If failing to cash a $50 buy-in tourney is going to hurt you mentally, it does not matter if you have a $10,000 bankroll; a $50 BI is out of your comfort level. Everyone will need to decide for themselves what cushion they feel comfortable with, but for GPP play I like to enter tournaments that represent no more than 2% of my DFS bankroll. Some players will go up to 5% of their bankroll and some will go a bit less. The name of the game for a +ROI gamer is staying in action and building volume to level off the variance.

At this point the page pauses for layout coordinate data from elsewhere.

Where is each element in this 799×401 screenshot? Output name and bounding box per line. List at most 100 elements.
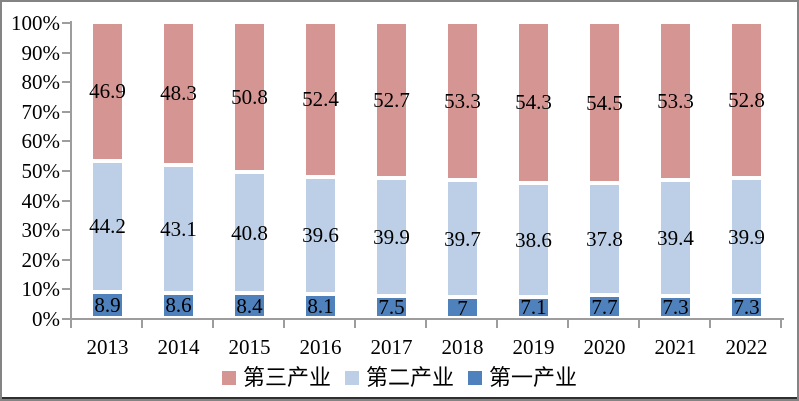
data-label: 39.9 — [373, 224, 410, 249]
y-axis-label: 60% — [21, 129, 61, 154]
x-axis-label: 2021 — [654, 335, 697, 359]
data-label: 53.3 — [444, 88, 481, 113]
bar-segment — [446, 297, 479, 318]
y-axis-label: 50% — [21, 159, 61, 183]
legend-swatch-icon — [344, 371, 359, 385]
data-label: 7.3 — [733, 295, 760, 320]
legend-swatch-icon — [468, 371, 482, 385]
x-axis-label: 2013 — [86, 335, 129, 359]
bar-segment — [233, 172, 266, 294]
data-label: 8.4 — [236, 293, 263, 318]
data-label: 7.5 — [378, 294, 405, 319]
legend-label: 第二产业 — [365, 365, 454, 390]
data-label: 39.6 — [302, 223, 339, 248]
y-axis-tick — [62, 81, 70, 84]
y-axis-label: 30% — [21, 218, 61, 243]
legend-label: 第一产业 — [489, 365, 578, 390]
y-axis-label: 0% — [32, 307, 60, 331]
legend-item: 第一产业 — [468, 366, 577, 390]
bar-segment — [162, 22, 195, 165]
y-axis-label: 40% — [21, 188, 61, 213]
data-label: 52.4 — [302, 87, 339, 112]
x-axis-tick — [709, 320, 711, 328]
y-axis-label: 90% — [21, 40, 61, 65]
y-axis-tick — [62, 140, 70, 143]
x-axis-tick — [425, 320, 427, 328]
y-axis-tick — [62, 258, 70, 261]
data-label: 38.6 — [515, 227, 552, 252]
bar-segment — [730, 178, 763, 297]
bar-segment — [659, 22, 692, 180]
data-label: 43.1 — [160, 216, 197, 241]
data-label: 40.8 — [231, 220, 268, 245]
data-label: 7.1 — [520, 295, 547, 320]
bar-segment — [588, 22, 621, 184]
bar-segment — [446, 22, 479, 180]
legend-item: 第二产业 — [344, 365, 454, 390]
y-axis-tick — [62, 22, 70, 24]
bar-segment — [233, 22, 266, 173]
data-label: 7 — [457, 295, 468, 320]
bar-segment — [588, 295, 621, 318]
bar-segment — [91, 160, 124, 292]
data-label: 53.3 — [657, 88, 694, 113]
data-label: 39.9 — [728, 225, 765, 250]
bar-segment — [517, 296, 550, 318]
y-axis-label: 80% — [21, 70, 61, 95]
bar-segment — [162, 292, 195, 318]
bar-segment — [91, 291, 124, 318]
x-axis-tick — [141, 320, 143, 328]
data-label: 7.7 — [591, 294, 618, 319]
legend-swatch-icon — [221, 371, 236, 385]
x-axis-tick — [354, 320, 356, 328]
data-label: 8.9 — [94, 292, 121, 317]
data-label: 37.8 — [586, 227, 623, 252]
bar-segment — [730, 296, 763, 318]
x-axis-line — [70, 318, 784, 320]
y-axis-label: 10% — [21, 277, 61, 302]
data-label: 39.7 — [444, 226, 481, 251]
data-label: 7.3 — [662, 295, 689, 320]
x-axis-tick — [212, 320, 214, 328]
y-axis-tick — [62, 288, 70, 291]
x-axis-label: 2022 — [725, 335, 768, 359]
bar-segment — [588, 183, 621, 296]
data-label: 54.3 — [515, 90, 552, 115]
bar-segment — [162, 164, 195, 293]
bar-segment — [91, 22, 124, 161]
data-label: 44.2 — [89, 214, 126, 239]
x-axis-label: 2017 — [370, 335, 413, 359]
x-axis-label: 2014 — [157, 335, 200, 359]
x-axis-label: 2016 — [299, 335, 342, 359]
legend-label: 第三产业 — [242, 365, 331, 390]
x-axis-label: 2019 — [512, 335, 555, 359]
y-axis-tick — [62, 51, 70, 54]
bar-segment — [304, 22, 337, 177]
bar-segment — [659, 296, 692, 318]
y-axis-tick — [62, 318, 70, 320]
bar-segment — [375, 22, 408, 178]
y-axis-label: 20% — [21, 247, 61, 272]
bar-segment — [375, 295, 408, 318]
bar-segment — [659, 179, 692, 297]
x-axis-label: 2020 — [583, 335, 626, 359]
bar-segment — [375, 177, 408, 296]
bar-segment — [517, 22, 550, 183]
legend: 第三产业 第二产业 第一产业 — [2, 366, 797, 390]
y-axis-tick — [62, 199, 70, 202]
data-label: 52.7 — [373, 87, 410, 112]
data-label: 50.8 — [231, 85, 268, 110]
data-label: 46.9 — [89, 79, 126, 104]
x-axis-tick — [70, 320, 72, 328]
data-label: 48.3 — [160, 81, 197, 106]
x-axis-label: 2018 — [441, 335, 484, 359]
data-label: 8.6 — [165, 293, 192, 318]
y-axis-label: 100% — [11, 11, 60, 35]
y-axis-tick — [62, 229, 70, 232]
bar-segment — [304, 176, 337, 295]
bar-segment — [730, 22, 763, 179]
bar-segment — [446, 179, 479, 298]
y-axis-tick — [62, 110, 70, 113]
data-label: 54.5 — [586, 90, 623, 115]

The next question comes when you are either winning or losing an amount that significantly changes your working bankroll. You’ve just taken down $5,000 for shipping a GPP and your $1,000 bankroll suddenly is sitting at $6,000. As a $10 tourney player, do you move up in stakes? If so, how much?
It is usually dangerous to significantly jump in stakes off a big win from a small sample. A smart compromise for a lightly experienced player would be to take $4,000 out of your DFS bankroll at that point and put it in the bank for life expenses. With your remaining $2,000 bankroll, you can now double your usual buy-in level to $20 and have it only represent 1% of your bankroll, giving you a psychological comfort level and a healthy cushion while you go up in stakes.
Remember, as a new player, you don’t really know your true expected long-term results, so keeping it all in the pot and going after $100+ buy-in games is a path to bankroll ruin.
In summary, MLB DFS play shares similarities with games such as tournament poker and thoroughbred handicapping, and the latter two high-variance games have taught us conclusively over time that planning bankroll management is crucial to keep yourself in action. The best MLB GPP player on the planet with horrendous bankroll management will show inferior results to an average beginner with a solid financial plan that he is committed to following through the emotional peaks and valleys that promise to follow.